Под ёлкой с малиновыми шишками он ожидал её. И они шли уже не стесняясь под руку, в такт раскачивая бёдрами, и он прижимал её локоть к себе.
Дома она оставляла его одного до завтрака. Потом был завтрак, обильный, с вином. Подавалось всё то, что он любил. Она тонко выспрашивала его об этом. После завтрака он полулежал на диване, а она пела. Она пела так, как пели в те времена все петербургские барышни. Ни хорошо, ни худо. Много музыкальности, чувства, плохо поставленный голос и недоконченные обрывки, говорящие о страсти, о любви, о неудовлетворённом чувстве. То по-французски, то по-русски, начнёт и не кончит, оборвёт, долго перебирает по клавишам, сыграет тихий певучий вальс и начнёт что-нибудь снова.
Саблин дремал. Иногда откроет глаза и долго и счастливо смотрит на неё. Щёки её горят румянцем, глаза кажутся большими от потемневших век. Он закроет глаза и тихо слушает в истоме.
Вот повторился мотив. Какою-то мукою звучит он. Саблин открыл глаза.
«Вновь хочу и любить, и страдать!..» — Голос сорвался. Китти и плачет, плачет. Она знает, о чём плачет. Она знает, что любить ей придётся так мало, а страдать?.. Всю жизнь.

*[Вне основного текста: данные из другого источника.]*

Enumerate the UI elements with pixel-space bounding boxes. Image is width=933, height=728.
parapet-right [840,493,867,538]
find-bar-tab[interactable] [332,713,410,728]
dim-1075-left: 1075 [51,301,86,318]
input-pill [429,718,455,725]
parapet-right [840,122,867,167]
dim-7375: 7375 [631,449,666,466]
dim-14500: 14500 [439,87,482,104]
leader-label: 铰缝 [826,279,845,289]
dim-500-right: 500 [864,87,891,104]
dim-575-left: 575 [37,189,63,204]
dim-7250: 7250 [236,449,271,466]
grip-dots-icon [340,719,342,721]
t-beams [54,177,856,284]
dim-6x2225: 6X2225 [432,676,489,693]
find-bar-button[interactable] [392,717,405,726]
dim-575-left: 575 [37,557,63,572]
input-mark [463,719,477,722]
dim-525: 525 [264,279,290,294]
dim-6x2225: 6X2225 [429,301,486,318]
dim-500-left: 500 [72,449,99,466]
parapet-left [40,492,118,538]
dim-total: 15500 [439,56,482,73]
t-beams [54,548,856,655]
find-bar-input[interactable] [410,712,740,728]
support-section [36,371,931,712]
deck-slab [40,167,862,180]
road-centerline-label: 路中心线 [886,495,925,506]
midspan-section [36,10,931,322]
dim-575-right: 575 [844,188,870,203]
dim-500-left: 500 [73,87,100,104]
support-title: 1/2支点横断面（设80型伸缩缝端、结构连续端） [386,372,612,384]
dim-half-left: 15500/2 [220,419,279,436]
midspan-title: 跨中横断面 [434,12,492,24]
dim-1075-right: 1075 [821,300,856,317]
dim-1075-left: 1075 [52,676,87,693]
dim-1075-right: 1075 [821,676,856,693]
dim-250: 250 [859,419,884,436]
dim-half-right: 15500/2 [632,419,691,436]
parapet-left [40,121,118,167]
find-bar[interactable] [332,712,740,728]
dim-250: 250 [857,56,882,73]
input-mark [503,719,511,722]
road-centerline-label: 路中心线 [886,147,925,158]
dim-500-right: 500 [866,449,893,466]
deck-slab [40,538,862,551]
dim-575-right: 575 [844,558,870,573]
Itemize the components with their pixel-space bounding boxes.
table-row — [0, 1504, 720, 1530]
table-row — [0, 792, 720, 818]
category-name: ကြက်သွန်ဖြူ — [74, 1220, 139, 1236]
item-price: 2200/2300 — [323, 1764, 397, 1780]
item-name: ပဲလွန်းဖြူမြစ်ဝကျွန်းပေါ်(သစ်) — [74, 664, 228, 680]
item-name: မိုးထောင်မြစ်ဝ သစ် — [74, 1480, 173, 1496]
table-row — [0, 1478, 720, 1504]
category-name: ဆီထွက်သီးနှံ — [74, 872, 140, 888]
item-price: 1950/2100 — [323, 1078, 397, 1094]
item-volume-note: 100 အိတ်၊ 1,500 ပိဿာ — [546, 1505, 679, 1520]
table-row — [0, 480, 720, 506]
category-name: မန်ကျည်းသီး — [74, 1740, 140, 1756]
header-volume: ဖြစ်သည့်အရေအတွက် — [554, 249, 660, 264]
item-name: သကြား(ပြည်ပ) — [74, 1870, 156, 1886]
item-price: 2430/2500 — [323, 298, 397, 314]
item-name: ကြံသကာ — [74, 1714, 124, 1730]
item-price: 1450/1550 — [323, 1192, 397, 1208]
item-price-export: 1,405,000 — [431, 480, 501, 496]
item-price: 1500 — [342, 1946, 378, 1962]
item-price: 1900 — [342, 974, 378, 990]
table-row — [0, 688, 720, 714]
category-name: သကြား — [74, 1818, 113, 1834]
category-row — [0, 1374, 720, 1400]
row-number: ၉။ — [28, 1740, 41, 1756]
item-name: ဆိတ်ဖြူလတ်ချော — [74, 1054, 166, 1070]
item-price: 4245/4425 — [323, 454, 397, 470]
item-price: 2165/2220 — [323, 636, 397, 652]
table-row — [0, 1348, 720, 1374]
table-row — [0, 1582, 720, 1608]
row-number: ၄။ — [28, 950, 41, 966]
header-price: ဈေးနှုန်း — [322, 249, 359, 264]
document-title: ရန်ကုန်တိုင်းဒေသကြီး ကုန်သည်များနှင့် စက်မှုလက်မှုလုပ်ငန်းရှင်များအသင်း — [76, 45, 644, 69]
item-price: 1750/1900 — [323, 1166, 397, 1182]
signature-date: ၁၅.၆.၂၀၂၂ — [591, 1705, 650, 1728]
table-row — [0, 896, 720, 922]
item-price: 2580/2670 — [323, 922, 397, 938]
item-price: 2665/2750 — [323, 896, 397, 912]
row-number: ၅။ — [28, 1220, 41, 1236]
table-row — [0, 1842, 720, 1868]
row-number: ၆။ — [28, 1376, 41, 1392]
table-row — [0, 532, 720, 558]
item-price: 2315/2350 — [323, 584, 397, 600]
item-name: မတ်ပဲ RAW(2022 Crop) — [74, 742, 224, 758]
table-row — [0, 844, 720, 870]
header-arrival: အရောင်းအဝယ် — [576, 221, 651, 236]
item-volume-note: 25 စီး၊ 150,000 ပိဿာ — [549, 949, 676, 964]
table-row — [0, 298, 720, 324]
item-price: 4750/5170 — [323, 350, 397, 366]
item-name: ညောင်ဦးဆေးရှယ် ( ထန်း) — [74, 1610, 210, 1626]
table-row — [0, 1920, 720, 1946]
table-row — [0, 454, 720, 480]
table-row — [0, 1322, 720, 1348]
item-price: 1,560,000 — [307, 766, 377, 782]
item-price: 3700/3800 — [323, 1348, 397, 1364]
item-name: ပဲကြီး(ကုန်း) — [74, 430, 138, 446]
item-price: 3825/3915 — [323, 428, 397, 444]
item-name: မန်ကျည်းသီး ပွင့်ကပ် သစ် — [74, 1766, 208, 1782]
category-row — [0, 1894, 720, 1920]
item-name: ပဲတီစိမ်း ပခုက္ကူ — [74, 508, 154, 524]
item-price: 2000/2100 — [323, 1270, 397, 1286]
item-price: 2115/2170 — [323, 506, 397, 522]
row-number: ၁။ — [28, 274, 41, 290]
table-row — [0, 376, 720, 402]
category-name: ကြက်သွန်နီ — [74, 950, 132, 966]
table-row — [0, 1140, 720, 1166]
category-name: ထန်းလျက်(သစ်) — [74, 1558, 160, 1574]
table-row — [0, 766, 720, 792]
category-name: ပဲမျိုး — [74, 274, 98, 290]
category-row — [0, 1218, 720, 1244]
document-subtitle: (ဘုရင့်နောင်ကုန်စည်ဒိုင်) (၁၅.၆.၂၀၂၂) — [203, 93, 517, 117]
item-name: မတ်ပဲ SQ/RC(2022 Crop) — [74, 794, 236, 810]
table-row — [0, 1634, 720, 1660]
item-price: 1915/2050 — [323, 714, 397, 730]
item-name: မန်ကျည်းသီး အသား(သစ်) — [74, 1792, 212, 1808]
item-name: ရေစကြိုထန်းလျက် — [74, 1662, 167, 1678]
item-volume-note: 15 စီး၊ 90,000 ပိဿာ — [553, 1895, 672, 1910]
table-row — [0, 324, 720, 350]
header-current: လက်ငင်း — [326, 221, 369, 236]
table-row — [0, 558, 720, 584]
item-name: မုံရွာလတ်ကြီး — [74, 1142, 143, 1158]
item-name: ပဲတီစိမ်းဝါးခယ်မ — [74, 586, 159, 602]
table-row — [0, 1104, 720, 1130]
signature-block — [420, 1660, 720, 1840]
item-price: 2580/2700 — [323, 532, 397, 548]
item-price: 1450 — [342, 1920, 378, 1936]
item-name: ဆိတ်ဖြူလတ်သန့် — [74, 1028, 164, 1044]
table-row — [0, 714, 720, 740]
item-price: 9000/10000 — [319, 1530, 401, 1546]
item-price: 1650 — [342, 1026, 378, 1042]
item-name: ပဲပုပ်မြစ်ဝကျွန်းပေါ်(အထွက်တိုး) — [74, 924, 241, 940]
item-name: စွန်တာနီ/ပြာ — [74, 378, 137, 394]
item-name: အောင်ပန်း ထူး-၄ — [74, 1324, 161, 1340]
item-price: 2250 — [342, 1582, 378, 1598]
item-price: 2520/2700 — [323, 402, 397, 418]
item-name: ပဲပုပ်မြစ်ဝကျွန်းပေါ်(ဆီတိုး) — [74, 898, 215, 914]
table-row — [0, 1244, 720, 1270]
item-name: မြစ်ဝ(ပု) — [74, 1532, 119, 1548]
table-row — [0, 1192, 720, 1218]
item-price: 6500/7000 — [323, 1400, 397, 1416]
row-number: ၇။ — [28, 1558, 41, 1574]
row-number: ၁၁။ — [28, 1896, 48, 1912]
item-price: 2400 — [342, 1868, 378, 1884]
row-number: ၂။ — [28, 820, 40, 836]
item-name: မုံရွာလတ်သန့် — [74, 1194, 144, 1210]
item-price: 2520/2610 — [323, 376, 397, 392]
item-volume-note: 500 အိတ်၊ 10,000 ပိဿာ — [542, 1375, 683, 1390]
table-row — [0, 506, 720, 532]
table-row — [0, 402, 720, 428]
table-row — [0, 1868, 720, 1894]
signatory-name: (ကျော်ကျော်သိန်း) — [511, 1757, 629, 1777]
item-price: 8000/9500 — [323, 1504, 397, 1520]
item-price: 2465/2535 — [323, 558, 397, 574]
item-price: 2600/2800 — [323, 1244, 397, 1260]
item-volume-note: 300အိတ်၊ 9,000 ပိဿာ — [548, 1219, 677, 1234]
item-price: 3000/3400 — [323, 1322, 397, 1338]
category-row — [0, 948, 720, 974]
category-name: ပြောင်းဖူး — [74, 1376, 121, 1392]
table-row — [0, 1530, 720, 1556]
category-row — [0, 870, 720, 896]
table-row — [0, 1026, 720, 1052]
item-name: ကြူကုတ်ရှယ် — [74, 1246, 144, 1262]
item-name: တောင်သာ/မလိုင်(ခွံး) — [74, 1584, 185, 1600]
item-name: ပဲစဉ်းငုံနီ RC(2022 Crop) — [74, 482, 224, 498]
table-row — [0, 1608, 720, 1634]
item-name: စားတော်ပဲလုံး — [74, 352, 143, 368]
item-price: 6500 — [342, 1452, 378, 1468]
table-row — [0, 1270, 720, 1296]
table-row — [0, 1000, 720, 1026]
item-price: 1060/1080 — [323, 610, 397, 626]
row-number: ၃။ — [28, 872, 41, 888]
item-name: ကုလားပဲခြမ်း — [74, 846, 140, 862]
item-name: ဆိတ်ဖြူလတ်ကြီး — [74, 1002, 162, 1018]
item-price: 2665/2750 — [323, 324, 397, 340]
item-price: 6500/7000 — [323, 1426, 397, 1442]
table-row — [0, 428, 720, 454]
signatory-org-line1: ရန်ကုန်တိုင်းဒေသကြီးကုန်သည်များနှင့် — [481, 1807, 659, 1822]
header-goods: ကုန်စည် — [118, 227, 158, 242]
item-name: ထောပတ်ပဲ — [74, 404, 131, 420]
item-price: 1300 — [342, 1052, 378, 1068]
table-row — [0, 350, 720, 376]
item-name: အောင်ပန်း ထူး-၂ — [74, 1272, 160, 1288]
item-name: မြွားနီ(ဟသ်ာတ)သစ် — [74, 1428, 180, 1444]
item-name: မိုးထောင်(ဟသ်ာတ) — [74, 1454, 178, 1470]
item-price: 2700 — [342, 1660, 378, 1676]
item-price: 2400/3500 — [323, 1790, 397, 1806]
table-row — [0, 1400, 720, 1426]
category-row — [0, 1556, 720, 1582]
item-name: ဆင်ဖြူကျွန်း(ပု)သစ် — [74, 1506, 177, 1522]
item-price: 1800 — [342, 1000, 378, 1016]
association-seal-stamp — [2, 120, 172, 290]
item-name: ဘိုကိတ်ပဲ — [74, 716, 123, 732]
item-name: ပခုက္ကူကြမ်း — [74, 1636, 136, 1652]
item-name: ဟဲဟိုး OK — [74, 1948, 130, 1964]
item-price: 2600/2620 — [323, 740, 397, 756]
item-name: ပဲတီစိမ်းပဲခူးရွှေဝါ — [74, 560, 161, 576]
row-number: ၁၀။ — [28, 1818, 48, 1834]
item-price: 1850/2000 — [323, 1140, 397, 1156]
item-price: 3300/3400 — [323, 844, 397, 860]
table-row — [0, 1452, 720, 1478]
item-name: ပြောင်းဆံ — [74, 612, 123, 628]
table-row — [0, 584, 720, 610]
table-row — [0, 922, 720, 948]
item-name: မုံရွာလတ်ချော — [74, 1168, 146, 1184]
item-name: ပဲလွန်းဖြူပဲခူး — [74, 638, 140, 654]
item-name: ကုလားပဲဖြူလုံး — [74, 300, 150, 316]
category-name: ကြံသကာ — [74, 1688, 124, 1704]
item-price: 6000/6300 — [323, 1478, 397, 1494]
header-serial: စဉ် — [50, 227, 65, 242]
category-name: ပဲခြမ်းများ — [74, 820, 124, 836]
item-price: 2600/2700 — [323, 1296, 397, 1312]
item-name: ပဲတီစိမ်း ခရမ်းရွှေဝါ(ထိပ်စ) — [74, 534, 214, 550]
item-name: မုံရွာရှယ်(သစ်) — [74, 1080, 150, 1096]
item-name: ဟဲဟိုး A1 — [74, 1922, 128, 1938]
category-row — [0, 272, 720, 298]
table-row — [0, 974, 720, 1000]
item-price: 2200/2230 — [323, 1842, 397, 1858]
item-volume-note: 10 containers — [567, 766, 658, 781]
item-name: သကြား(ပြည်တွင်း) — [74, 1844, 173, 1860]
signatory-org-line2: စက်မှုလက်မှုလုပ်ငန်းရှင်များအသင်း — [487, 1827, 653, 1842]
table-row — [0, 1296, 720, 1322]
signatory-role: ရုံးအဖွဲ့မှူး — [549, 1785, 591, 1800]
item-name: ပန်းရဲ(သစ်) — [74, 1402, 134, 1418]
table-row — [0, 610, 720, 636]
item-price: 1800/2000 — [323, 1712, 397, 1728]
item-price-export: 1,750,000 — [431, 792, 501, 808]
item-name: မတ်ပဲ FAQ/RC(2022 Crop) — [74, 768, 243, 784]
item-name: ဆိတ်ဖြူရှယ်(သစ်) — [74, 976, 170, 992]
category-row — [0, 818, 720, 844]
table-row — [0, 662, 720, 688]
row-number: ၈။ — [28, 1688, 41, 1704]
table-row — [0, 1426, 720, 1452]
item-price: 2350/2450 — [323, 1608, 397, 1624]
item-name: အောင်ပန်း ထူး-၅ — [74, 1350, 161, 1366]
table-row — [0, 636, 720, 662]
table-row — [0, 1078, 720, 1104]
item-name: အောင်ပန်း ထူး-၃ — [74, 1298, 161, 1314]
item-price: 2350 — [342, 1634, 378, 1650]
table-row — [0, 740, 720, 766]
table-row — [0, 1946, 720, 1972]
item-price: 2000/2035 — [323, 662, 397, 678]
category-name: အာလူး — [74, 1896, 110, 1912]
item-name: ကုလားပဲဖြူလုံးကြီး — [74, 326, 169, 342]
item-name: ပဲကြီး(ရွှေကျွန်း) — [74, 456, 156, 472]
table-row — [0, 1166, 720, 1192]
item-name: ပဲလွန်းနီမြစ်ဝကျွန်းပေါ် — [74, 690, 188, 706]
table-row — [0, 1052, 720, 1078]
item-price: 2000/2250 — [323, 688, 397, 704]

Саблин кинулся утешать её, она билась в слезах у него на груди, и долго он не мог её успокоить.
— Не надо спрашивать. Я так, мой милый. Просто так!.. От счастья!
XVIII
Они взяли лошадей в манеже и поехали верхом в Гатчино. Было жарко. У Орловской рощи они остановили мороженщика с синей тележкой, слезли с лошадей, купили мороженое, сели на высоком откосе, поросшем лесною земляникою, и ели щепочками мороженое, положенное на листки картона. Лошади рядом щипали траву, и их головы почти касались красивого лица Китти. Тёмный лес шумел сзади, и дубы таинственно шептались между собою. Было тихо и хорошо на сердце. Вернувшись, она лежала, усталая, на кушетке, а он сидел и читал газеты.
Каждый день нёс новую радость. В субботу утром он съездил в полк, пробыл четыре часа на занятиях сторожевой службой, узнал, что в понедельник занятий не будет, а во вторник выступление на манёвры, и к обеду был у Китти, соскучившийся по ней, освежённый соприкосновением с полком, жаждущий новых поцелуев.
Но страсть утомляла. В понедельник он простился уже без большого сожаления и на извозчике поехал в Красное, обещав к обеду с тем же извозчиком вернуться.
Он приехал к себе около часа дня и узнал, что за ним три раза утром присылали от адъютанта, а теперь его ожидает записка из канцелярии. Недоброе предчувствие сжало его сердце.
Записка была официальная. «Немедленно по возвращении в лагерь вашему благородию надлежит явиться полковнику князю Репнину по делам службы. Форма одежды — китель, шашка»… Такой тон не предвещал ничего хорошего. Почистившись, Саблин отправился к Репнину. Репнин жил на собственной даче, на спуске с холма, недалеко от офицерского собрания. Дача была большая, выстроенная в русском вычурном стиле, бревенчатая, с башней, резными петухами над крыльцом и галереей. На звонок ему открыл двери денщик, одетый в синюю ливрейную куртку с большими плоскими пуговицами с княжеской короной.
— Его сиятельство очень просят обождать, — сказал он. — Они фрыштыкают.
Это тоже было не к добру. Как мог любезный и гостеприимный Репнин завтракать и заставить дожидаться своего однополчанина, своего товарища?
Если бы не было чего-нибудь особенного и, конечно, неприятного, князь пригласил бы его к завтраку, угостил бы его кофеем, сигарой?..
Саблин задумался. Он догадывался, в чём дело. Тут не обойдётся без Китти, и он хмурил брови.
Он прошёл в приёмную. Это была большая, светлая комната, вместо обоев обшитая фанерами, со стенами, увешанными английскими литографиями, изображавшими знаменитых скакунов. Посередине стоял массивный, тяжёлый дубовый стол и на нём лежали газеты и журналы.
Саблин ходил по комнате и разглядывал литографии лошадей.